A topicmodels LDA object containing the result of the topic modeling. This object includes the topic distribution for each document and the terms associated with each topic.

Arguments

word_counts

A data frame or data.table containing word counts, with columns for the document ID (mID), word (word), and count (n).

seeded_topics

A list of character vectors representing predefined terms for each seed topic. If provided, seeded LDA will be performed.

seed_weight

A numeric value indicating the weight assigned to the seeded terms in the LDA model. This parameter influences how strongly the predefined seed topics affect the topic modeling.

nr_topics

An integer specifying the number of topics to be modeled by the LDA algorithm.

set_seed

A numeric value setting the seed for the topic modeling algorithm. Default set to 1234.

lda_seed

A numeric seed to be set for Gibbs Sampling.
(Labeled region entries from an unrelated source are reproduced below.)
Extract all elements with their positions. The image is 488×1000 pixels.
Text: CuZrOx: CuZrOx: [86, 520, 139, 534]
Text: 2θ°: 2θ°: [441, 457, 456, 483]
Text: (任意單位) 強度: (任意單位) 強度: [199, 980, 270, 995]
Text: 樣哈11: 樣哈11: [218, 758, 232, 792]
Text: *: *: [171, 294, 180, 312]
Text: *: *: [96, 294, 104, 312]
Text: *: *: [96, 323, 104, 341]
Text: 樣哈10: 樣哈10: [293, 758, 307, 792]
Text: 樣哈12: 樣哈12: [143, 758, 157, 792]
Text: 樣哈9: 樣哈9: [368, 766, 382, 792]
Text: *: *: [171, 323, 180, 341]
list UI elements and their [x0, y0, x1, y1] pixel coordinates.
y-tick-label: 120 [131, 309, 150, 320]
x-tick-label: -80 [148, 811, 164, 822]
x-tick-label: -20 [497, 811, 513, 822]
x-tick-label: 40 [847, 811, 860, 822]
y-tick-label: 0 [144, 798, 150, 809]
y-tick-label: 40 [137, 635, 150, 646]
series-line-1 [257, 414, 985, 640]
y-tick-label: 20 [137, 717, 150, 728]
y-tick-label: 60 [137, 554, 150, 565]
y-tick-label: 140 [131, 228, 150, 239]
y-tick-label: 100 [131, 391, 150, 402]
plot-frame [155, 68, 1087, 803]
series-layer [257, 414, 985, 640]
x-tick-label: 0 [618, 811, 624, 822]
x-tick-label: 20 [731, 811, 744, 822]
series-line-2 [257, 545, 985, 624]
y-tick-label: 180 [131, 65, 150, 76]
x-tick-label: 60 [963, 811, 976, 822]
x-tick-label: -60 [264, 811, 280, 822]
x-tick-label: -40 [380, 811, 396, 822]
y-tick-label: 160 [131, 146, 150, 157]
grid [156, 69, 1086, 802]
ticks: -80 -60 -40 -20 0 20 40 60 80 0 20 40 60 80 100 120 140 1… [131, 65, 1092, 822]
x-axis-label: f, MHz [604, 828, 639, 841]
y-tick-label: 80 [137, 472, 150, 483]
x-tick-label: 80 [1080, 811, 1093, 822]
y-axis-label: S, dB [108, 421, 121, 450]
Default set to 1000.

lda_alpha

A numeric value that set the initial value for alpha.

lda_best

If TRUE only the model with the maximum (posterior) likelihood is returned, by default equals TRUE.

lda_burnin

A number of omitted Gibbs iterations at beginning, by default equals 0.

lda_verbose

A numeric value. If a positive integer, then the progress is reported every verbose iterations. If 0 (default), no output is generated during model fitting.

lda_iter

Number of Gibbs iterations (after omitting the burnin iterations), by default equals 2000.

lda_thin

Number of omitted in-between Gibbs iterations, by default equals iter.

Details

The topic_modeling function performs topic modeling using Latent Dirichlet Allocation (LDA) on a document-term matrix (DTM). If seeded_topics is provided, a seeded LDA approach is used where predefined topics help guide the model's generation of topics. The function supports:

  • Standard LDA: Uses the traditional Gibbs sampling approach to estimate topics from word counts.

  • Seeded LDA: Incorporates predefined seed terms into the LDA model by assigning a weight (seed_weight) to these terms.

The function uses the topicmodels package for LDA and the slam package to manipulate sparse matrices. The results are captured in an LDA model object, which contains topic-word distributions and document-topic assignments.